Не слышал Виктор. А Дорочка всколыхнулась вся. Тоска годов одноликих, неизбывная тоска, то летняя, то зимняя; то в комнатке мезонинной, то там, внизу, у кровати мертвого Сережи. Кошмар встал дикий, привычный уже. Вспоминая брата Сережу, не могла увидеть живого его лица. Как тогда, в гробу, таким виделся. А месяцы, дни болезни его помнила, и мертвого брата видела часто, на кровати под одеялом лежащего, надрывно кашляющего, словами ли, чем ли ее зовущего. Подходила, и не отвечал мертвый. Сейчас, звон вечерний слыша, будто тоску звона высокой колокольни Егория слышала. Будто сон краткий минул, в стенах родного дома ненавистного ее порадовав. Звон, звон вечерний, ежедневный звон Егория, всю глубину ямы тоски ее измеривший, вот он опять ввечеру. И заползали тени одиночества внизу, у стен, и задвигалась, шурша, тень матери. Слова и шорохи буденные тамошние ожили здесь, куда только что праздник сказки входил.

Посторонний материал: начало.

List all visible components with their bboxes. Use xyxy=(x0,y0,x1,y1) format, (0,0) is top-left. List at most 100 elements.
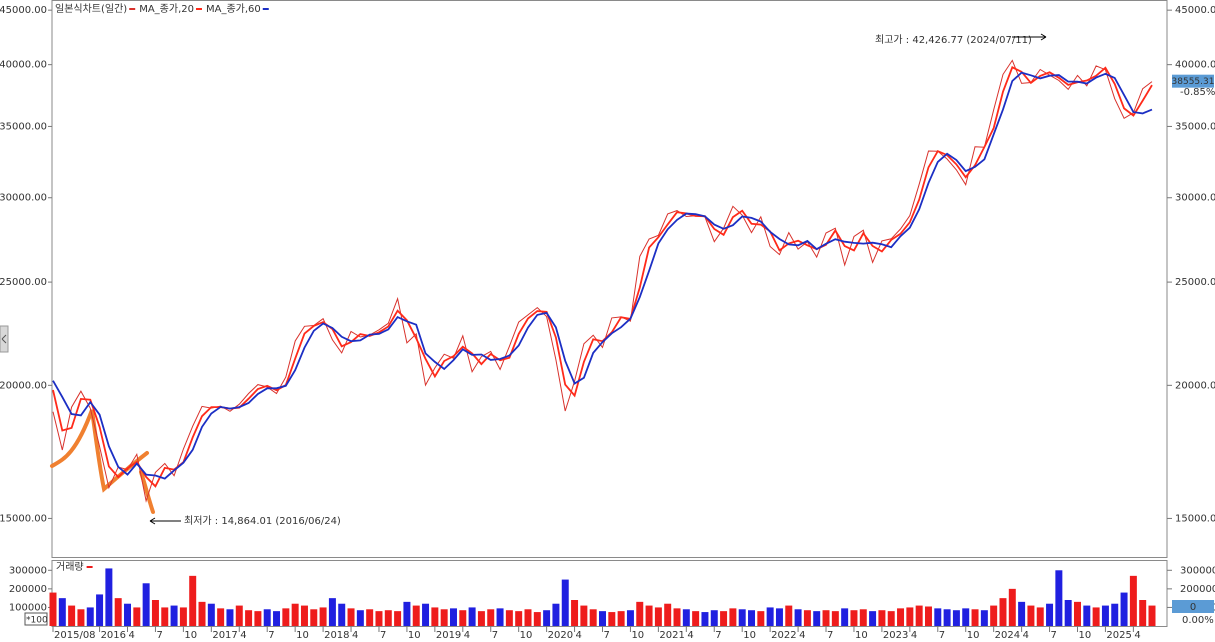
low-annotation: 최저가 : 14,864.01 (2016/06/24) xyxy=(184,515,341,527)
drawing-stroke xyxy=(139,470,155,514)
volume-bar xyxy=(217,608,225,626)
x-tick-label: 4 xyxy=(799,630,805,641)
volume-bar xyxy=(179,607,187,626)
legend-label: 일본식차트(일간) xyxy=(55,3,127,15)
change-label: -0.85% xyxy=(1180,87,1215,98)
volume-bar xyxy=(96,594,104,626)
volume-bar xyxy=(906,607,914,626)
volume-bar xyxy=(1073,601,1081,626)
volume-bar xyxy=(803,610,811,626)
volume-bar xyxy=(226,609,234,626)
volume-bar xyxy=(682,609,690,626)
volume-bar xyxy=(599,611,606,626)
y-tick-label: 25000.00 xyxy=(0,277,47,288)
volume-bar xyxy=(1008,588,1016,626)
volume-bar xyxy=(673,608,681,626)
volume-bar xyxy=(375,611,383,626)
x-tick-label: 4 xyxy=(687,630,693,641)
volume-bar xyxy=(990,605,998,626)
x-tick-label: 2020 xyxy=(548,630,573,641)
volume-bar xyxy=(822,610,830,626)
volume-bar xyxy=(1018,601,1026,626)
volume-bar xyxy=(561,579,569,626)
volume-bar xyxy=(701,612,709,626)
volume-bar xyxy=(412,605,420,626)
volume-bar xyxy=(161,607,169,626)
y2-tick-label: 30000.00 xyxy=(1175,193,1215,204)
x-tick-label: 10 xyxy=(967,630,980,641)
volume-bar xyxy=(273,611,281,626)
side-tab-arrow xyxy=(1,334,7,344)
y-tick-label: 100000 xyxy=(9,602,47,613)
legend-label: MA_종가,20 xyxy=(139,3,194,15)
volume-bar xyxy=(198,601,206,626)
volume-bar xyxy=(77,609,85,626)
x-tick-label: 2018 xyxy=(324,630,349,641)
x-tick-label: 7 xyxy=(380,630,386,641)
volume-bar xyxy=(962,608,970,626)
volume-bar xyxy=(524,609,532,626)
x-tick-label: 10 xyxy=(296,630,309,641)
volume-bar xyxy=(850,610,858,626)
volume-bar xyxy=(692,611,700,626)
unit-box xyxy=(24,612,48,626)
volume-bar xyxy=(496,608,504,626)
volume-bar xyxy=(477,611,485,626)
volume-bar xyxy=(328,598,336,626)
volume-bar xyxy=(515,611,523,626)
volume-bar xyxy=(189,575,197,626)
volume-bar xyxy=(422,603,430,626)
volume-bar xyxy=(766,607,774,626)
volume-bar xyxy=(86,607,94,626)
volume-bar xyxy=(487,609,495,626)
y-tick-label: 15000.00 xyxy=(0,513,47,524)
volume-bar xyxy=(626,610,634,626)
volume-bar xyxy=(571,600,579,626)
volume-bar xyxy=(589,609,597,626)
unit-label: *100 xyxy=(26,616,48,626)
volume-bar xyxy=(738,609,746,626)
volume-bar xyxy=(617,611,625,626)
x-tick-label: 7 xyxy=(1051,630,1057,641)
y-tick-label: 35000.00 xyxy=(0,121,47,132)
y2-tick-label: 20000.00 xyxy=(1175,380,1215,391)
volume-bar xyxy=(300,605,308,626)
volume-bar xyxy=(654,607,662,626)
x-tick-label: 10 xyxy=(184,630,197,641)
volume-bar xyxy=(785,605,793,626)
y-tick-label: 200000 xyxy=(9,584,47,595)
x-tick-label: 4 xyxy=(1134,630,1140,641)
volume-bar xyxy=(1129,575,1137,626)
volume-bar xyxy=(552,603,560,626)
volume-bar xyxy=(1092,607,1100,626)
volume-bar xyxy=(58,598,66,626)
y2-tick-label: 35000.00 xyxy=(1175,121,1215,132)
volume-title: 거래량 xyxy=(56,561,84,573)
volume-bar xyxy=(235,605,243,626)
volume-bar xyxy=(1027,605,1035,626)
x-tick-label: 4 xyxy=(1023,630,1029,641)
x-tick-label: 2023 xyxy=(883,630,908,641)
volume-bar xyxy=(1120,592,1128,626)
volume-bar xyxy=(878,610,886,626)
volume-bar xyxy=(1139,600,1147,626)
plot: 15000.00 15000.00 20000.00 20000.00 25000.00… xyxy=(0,3,1215,641)
last-price-label: 38555.31 xyxy=(1172,77,1215,87)
volume-bar xyxy=(813,611,821,626)
volume-bar xyxy=(757,611,765,626)
x-tick-label: 10 xyxy=(1078,630,1091,641)
volume-bar xyxy=(924,606,932,626)
legend-label: MA_종가,60 xyxy=(206,3,261,15)
x-tick-label: 4 xyxy=(464,630,470,641)
x-tick-label: 7 xyxy=(268,630,274,641)
volume-bar xyxy=(915,605,923,626)
volume-bar xyxy=(245,610,253,626)
y-tick-label: 300000 xyxy=(9,565,47,576)
volume-bar xyxy=(1083,605,1091,626)
high-arrow xyxy=(1012,33,1047,41)
volume-bar xyxy=(1046,603,1054,626)
y2-tick-label: 15000.00 xyxy=(1175,513,1215,524)
side-tab[interactable] xyxy=(0,325,9,353)
volume-bar xyxy=(533,612,541,626)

И дрожала. И озиралась. И, чуя отдающуюся волю, крепче, радостнее, забвеннее целовал Виктор новое свое. А там звонят, звонят, для нее звонят. Не вытерпела, затряслась вся, руками шею его обвила, губами и глаза его целовала, и шептала:
– Возьми... Унеси... Не могу больше...
И потом, когда темно и хорошо стало, и тихо:
– Виктор, Виктор. Счастье мое...
– Дорочка, счастье мое... Улыбка моя тихая...
В томлениях последних дней видела, слышала разное, и не изумилась, свои же такие слова теперь слыша:
– Виктор мой... Мальчик мой... Антошик мой бедный.
На подушке, недавно прохладной, голова русая лежала. Косы чуть расплетшиеся, тихие. Глаза закрытые, но видящие тайну. А губы закрыться не хотят. Не в раю ли блаженство кипящее? Не в раю ли засыпающая тихость?
Злой, как зверь, и, как зверь, всего боящийся, сидел Виктор на вокзале. С утра здесь.
– А Ставрополев обманул. Ну, да подъедет. А что в том...
Вспоминал недавнее. И ужасом холодным и мокрым была память.
– Зачем же еду туда? Этот вот посыльный билет возьмет, и поеду. За Юлией поеду? За Юлией?
И чуть радовала улыбка надснежного солнца, в большие окна светившего.
– Да, да.
Это он лакею.
– И так уехать? И с этим всезнающим? Вдвоем? Да черт бы его побрал со всеми его идеями...
Видя снующих мимо людей, мучительно вспоминал свое недавнее. В этом глупом вокзале, между полом и потолком его возникала комнатка маленькая. И видел он ее и изнутри и снаружи. Да, тесом обшитые бревна. Да, вот все. И комнатка та, комнатка мезонинная. Туда провели к ней, к Дорочке. Не хотела впустить. Не нужно, кричит. Старуха эта, бабушка, тут же где-то. Ну, ушла старуха. И впустила Дорочка. Праздника нет. Праздника нет. Плачет Дорочка, плачет, скучная. И слова ее странные.